Kitchen Kapers tour raises money for cancer services at OhioHealth Riverside Methodist Hospital
But beyond the gleaming countertops, commercial appliances and custom cabinetry lies a serious mission: to raise money for cancer services at OhioHealth Riverside Methodist Hospital.
For Cousins and some others involved in the event, the mission carries personal meaning. In late 2019, shortly before accepting the president’s position, Cousins found out her mother had cancer.
“For me, it’s personal,” said Cousins, whose mother is now cancer-free. “I feel like I was called to do this.”
Kitchen Kapers has raised more than $1 million for the hospital’s foundation and Cousins hopes this year’s event brings in more than $100,000.
Traditionally, the funds have supported “integrative care” — services that might not be core to a cancer patient’s care, but serve to enrich their treatment such as an artist-in-residence program or art therapy.
Home tour fundraiser helps cancer patients keep hair
A few years, ago, Kitchen Kapers added a different sort of service to its mission: helping cancer patients keep their hair during chemotherapy.
The idea came from Anne Houser, a 45-year-old Upper Arlington woman who was diagnosed with breast cancer five years ago.
“Like any patient, I was very concerned about losing my hair,” Houser said. “I started researching any options I had. That’s when I learned about cold caps.”
Invented in Europe more than 20 years ago, cold caps are tight caps filled with a cold gel that cancer patients wear before, during and after chemotherapy. The caps narrow blood vessels in the scalp, reducing the amount of chemotherapy medicine that reach the hair follicles, thus preserving the hair.
Houser rented a brand of cold cap called Penguin during her treatment and estimated that she kept 80% of her hair.
“It provided me with privacy and helped me to retain a sense of dignity and self-preservation at a time when nothing was sacred,” Houser said. “Keeping my hair allowed me to look like a healthy person, and when you look like a healthy person, you’re treated like a healthy person, and when you’re treated like a healthy person, you act like a healthy person.”
But Houser also knows many women can’t afford the caps, which typically cost $400 to $500 a month to rent, easily topping $2,000 for the duration of chemotherapy.
“I shouldn’t get to keep my hair just because I could afford to,” she said. “Everyone who wants to keep their hair should be able to.”
Houser was familiar with Kitchen Kapers and reached out to the organization’s leaders to see if they would be interested in helping pay for cold caps.
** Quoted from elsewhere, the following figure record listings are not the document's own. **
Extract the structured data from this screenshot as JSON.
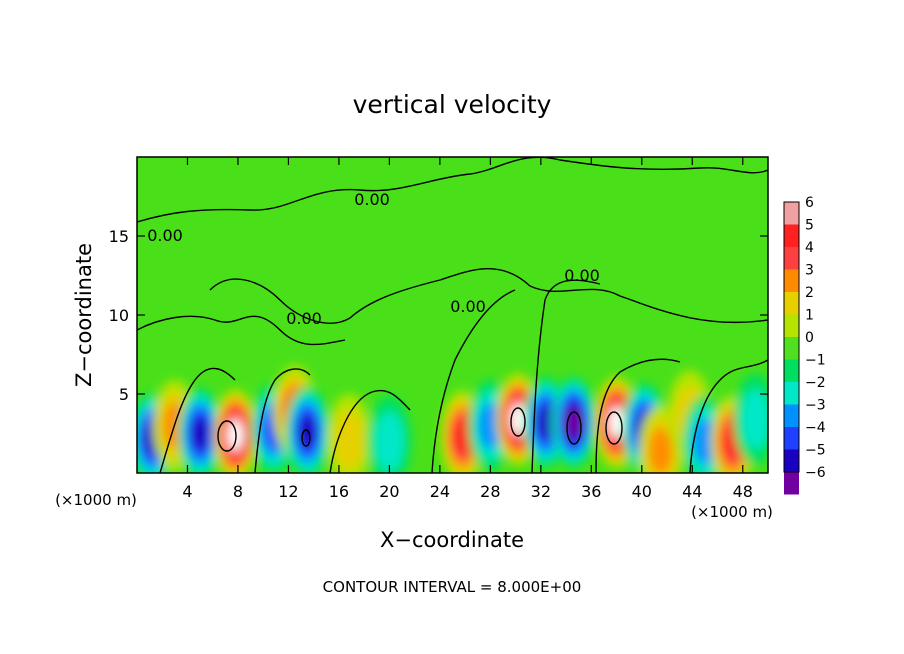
{
  "chart_data": {
    "type": "heatmap",
    "title": "vertical velocity",
    "xlabel": "X−coordinate",
    "ylabel": "Z−coordinate",
    "x_unit_left": "(×1000 m)",
    "x_unit_right": "(×1000 m)",
    "xlim": [
      0,
      50
    ],
    "ylim": [
      0,
      20
    ],
    "x_ticks": [
      4,
      8,
      12,
      16,
      20,
      24,
      28,
      32,
      36,
      40,
      44,
      48
    ],
    "y_ticks": [
      5,
      10,
      15
    ],
    "x_tick_labels": [
      "4",
      "8",
      "12",
      "16",
      "20",
      "24",
      "28",
      "32",
      "36",
      "40",
      "44",
      "48"
    ],
    "y_tick_labels": [
      "5",
      "10",
      "15"
    ],
    "colorbar": {
      "levels": [
        6,
        5,
        4,
        3,
        2,
        1,
        0,
        -1,
        -2,
        -3,
        -4,
        -5,
        -6
      ],
      "labels": [
        "6",
        "5",
        "4",
        "3",
        "2",
        "1",
        "0",
        "−1",
        "−2",
        "−3",
        "−4",
        "−5",
        "−6"
      ],
      "colors": [
        "#f0a0a0",
        "#ff2020",
        "#ff4040",
        "#ff8c00",
        "#e6d000",
        "#b4e400",
        "#50e020",
        "#00e060",
        "#00e8c8",
        "#0090ff",
        "#2040ff",
        "#1a00c0",
        "#7000a0"
      ],
      "contour_labels": [
        "0.00",
        "0.00",
        "0.00",
        "0.00",
        "0.00"
      ]
    },
    "cells": [
      {
        "x": 1.2,
        "z": 2.2,
        "w": -4.5
      },
      {
        "x": 3.0,
        "z": 3.0,
        "w": 3.0
      },
      {
        "x": 5.0,
        "z": 2.5,
        "w": -5.0
      },
      {
        "x": 7.8,
        "z": 2.4,
        "w": 6.5
      },
      {
        "x": 10.8,
        "z": 2.8,
        "w": -3.8
      },
      {
        "x": 12.5,
        "z": 3.9,
        "w": 4.0
      },
      {
        "x": 13.5,
        "z": 2.6,
        "w": -4.8
      },
      {
        "x": 16.8,
        "z": 2.1,
        "w": 2.4
      },
      {
        "x": 20.0,
        "z": 2.0,
        "w": -2.3
      },
      {
        "x": 25.8,
        "z": 2.3,
        "w": 4.8
      },
      {
        "x": 28.0,
        "z": 3.0,
        "w": -3.0
      },
      {
        "x": 30.2,
        "z": 3.4,
        "w": 6.5
      },
      {
        "x": 32.4,
        "z": 3.2,
        "w": -4.6
      },
      {
        "x": 34.6,
        "z": 3.2,
        "w": -6.0
      },
      {
        "x": 38.0,
        "z": 3.2,
        "w": 6.5
      },
      {
        "x": 40.2,
        "z": 2.8,
        "w": -5.0
      },
      {
        "x": 41.5,
        "z": 1.4,
        "w": 3.0
      },
      {
        "x": 43.8,
        "z": 3.6,
        "w": 2.0
      },
      {
        "x": 45.0,
        "z": 2.0,
        "w": -2.6
      },
      {
        "x": 47.2,
        "z": 2.0,
        "w": 4.6
      },
      {
        "x": 49.0,
        "z": 3.4,
        "w": -2.0
      }
    ],
    "grid": false
  },
  "footer": {
    "contour_interval": "CONTOUR INTERVAL = 8.000E+00"
  }
}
After getting the group’s support, Houser arranged to partner with Penguin to provide the caps through Over My Head cancer care boutiques at the Bing Cancer Center at OhioHealth and Dublin Methodist Hospital.
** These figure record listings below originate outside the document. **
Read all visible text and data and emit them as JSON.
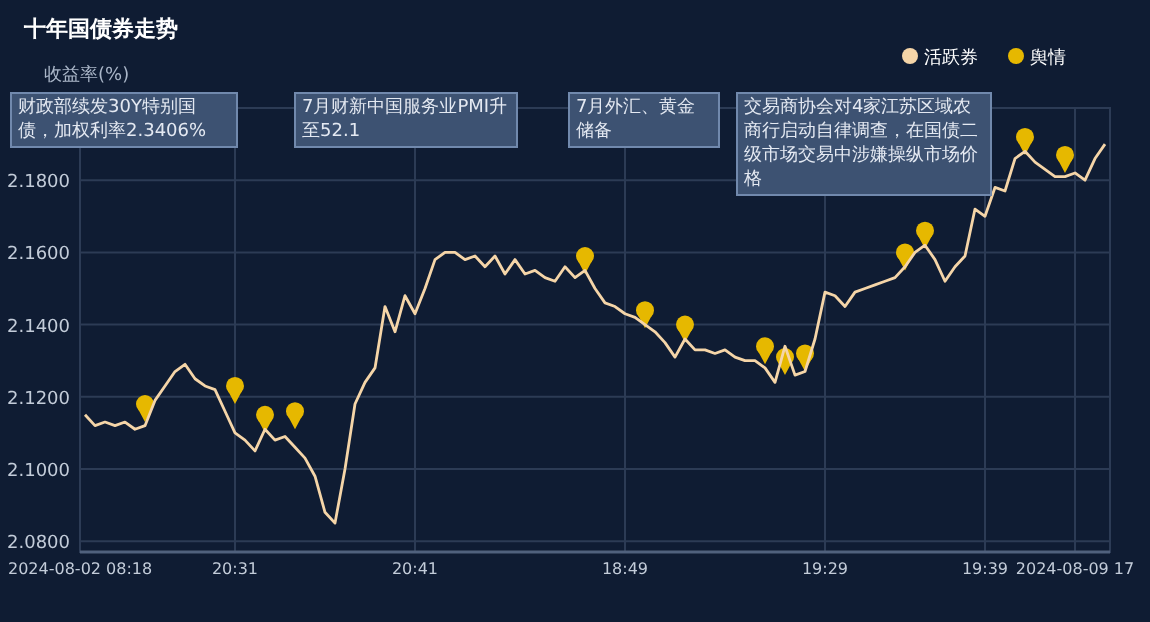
{
  "chart_data": {
    "type": "line",
    "title": "十年国债券走势",
    "ylabel": "收益率(%)",
    "categories": [
      "2024-08-02 08:18",
      null,
      null,
      null,
      null,
      null,
      null,
      null,
      null,
      null,
      null,
      null,
      null,
      null,
      null,
      "20:31",
      null,
      null,
      null,
      null,
      null,
      null,
      null,
      null,
      null,
      null,
      null,
      null,
      null,
      null,
      null,
      null,
      null,
      "20:41",
      null,
      null,
      null,
      null,
      null,
      null,
      null,
      null,
      null,
      null,
      null,
      null,
      null,
      null,
      null,
      null,
      null,
      null,
      null,
      null,
      "18:49",
      null,
      null,
      null,
      null,
      null,
      null,
      null,
      null,
      null,
      null,
      null,
      null,
      null,
      null,
      null,
      null,
      null,
      null,
      null,
      "19:29",
      null,
      null,
      null,
      null,
      null,
      null,
      null,
      null,
      null,
      null,
      null,
      null,
      null,
      null,
      null,
      "19:39",
      null,
      null,
      null,
      null,
      null,
      null,
      null,
      null,
      "2024-08-09 17",
      null,
      null,
      null
    ],
    "series": [
      {
        "name": "活跃券",
        "color": "#f5d5a8",
        "values": [
          2.115,
          2.112,
          2.113,
          2.112,
          2.113,
          2.111,
          2.112,
          2.119,
          2.123,
          2.127,
          2.129,
          2.125,
          2.123,
          2.122,
          2.116,
          2.11,
          2.108,
          2.105,
          2.111,
          2.108,
          2.109,
          2.106,
          2.103,
          2.098,
          2.088,
          2.085,
          2.1,
          2.118,
          2.124,
          2.128,
          2.145,
          2.138,
          2.148,
          2.143,
          2.15,
          2.158,
          2.16,
          2.16,
          2.158,
          2.159,
          2.156,
          2.159,
          2.154,
          2.158,
          2.154,
          2.155,
          2.153,
          2.152,
          2.156,
          2.153,
          2.155,
          2.15,
          2.146,
          2.145,
          2.143,
          2.142,
          2.14,
          2.138,
          2.135,
          2.131,
          2.136,
          2.133,
          2.133,
          2.132,
          2.133,
          2.131,
          2.13,
          2.13,
          2.128,
          2.124,
          2.134,
          2.126,
          2.127,
          2.136,
          2.149,
          2.148,
          2.145,
          2.149,
          2.15,
          2.151,
          2.152,
          2.153,
          2.156,
          2.16,
          2.162,
          2.158,
          2.152,
          2.156,
          2.159,
          2.172,
          2.17,
          2.178,
          2.177,
          2.186,
          2.188,
          2.185,
          2.183,
          2.181,
          2.181,
          2.182,
          2.18,
          2.186,
          2.19
        ]
      },
      {
        "name": "舆情",
        "type": "scatter",
        "marker": "circle",
        "color": "#e6b800",
        "values": [
          null,
          null,
          null,
          null,
          null,
          null,
          2.118,
          null,
          null,
          null,
          null,
          null,
          null,
          null,
          null,
          2.123,
          null,
          null,
          2.115,
          null,
          null,
          2.116,
          null,
          null,
          null,
          null,
          null,
          null,
          null,
          null,
          null,
          null,
          null,
          null,
          null,
          null,
          null,
          null,
          null,
          null,
          null,
          null,
          null,
          null,
          null,
          null,
          null,
          null,
          null,
          null,
          2.159,
          null,
          null,
          null,
          null,
          null,
          2.144,
          null,
          null,
          null,
          2.14,
          null,
          null,
          null,
          null,
          null,
          null,
          null,
          2.134,
          null,
          2.131,
          null,
          2.132,
          null,
          null,
          null,
          null,
          null,
          null,
          null,
          null,
          null,
          2.16,
          null,
          2.166,
          null,
          null,
          null,
          null,
          null,
          null,
          null,
          null,
          null,
          2.192,
          null,
          null,
          null,
          2.187,
          null,
          null,
          null,
          null
        ]
      }
    ],
    "ylim": [
      2.077,
      2.2
    ],
    "yticks": [
      {
        "value": 2.08,
        "label": "2.0800"
      },
      {
        "value": 2.1,
        "label": "2.1000"
      },
      {
        "value": 2.12,
        "label": "2.1200"
      },
      {
        "value": 2.14,
        "label": "2.1400"
      },
      {
        "value": 2.16,
        "label": "2.1600"
      },
      {
        "value": 2.18,
        "label": "2.1800"
      }
    ],
    "grid": true,
    "legend": "top right",
    "annotations": [
      "财政部续发30Y特别国债，加权利率2.3406%",
      "7月财新中国服务业PMI升至52.1",
      "7月外汇、黄金储备",
      "交易商协会对4家江苏区域农商行启动自律调查，在国债二级市场交易中涉嫌操纵市场价格"
    ]
  }
}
Through the program, Kitchen Kapers covers 75% of the cost to patients for the cold caps. The program has become the biggest recipient of Kitchen Kapers’ funds, Cousins said. Since starting the program in January 2019, more than 60 cancer patients have used the service.
“It’s beyond gratifying,” Houser said. “It personally, selfishly, helps me heal. It gives my own diagnosis purpose. I’m exceedingly grateful for Kitchen Kapers to being open to this.”
Also directly impacted by cancer are MaryAllison and Gregory Comfort, who will open their remodeled kitchen to visitors during the tour, in part to honor Gregory’s mother, Robin, who passed away from cancer two years ago at age 63. Robin Comfort, who was active in Upper Arlington civic affairs, lived in the home before MaryAllison and Gregory moved in and renovated the kitchen.
“This is definitely a way we can give back,” MaryAllison said, “and help a cause dear to our family.”
If you go
The Kitchen Kapers tour of eight Upper Arlington homes will take place from noon to 5 p.m. Sept. 12. Tickets, which support cancer services at OhioHealth Riverside Methodist Hospital, cost $30 in advance or $35 the day of the tour. For details, including addresses and ticket purchases, visit KitchenKapers.org.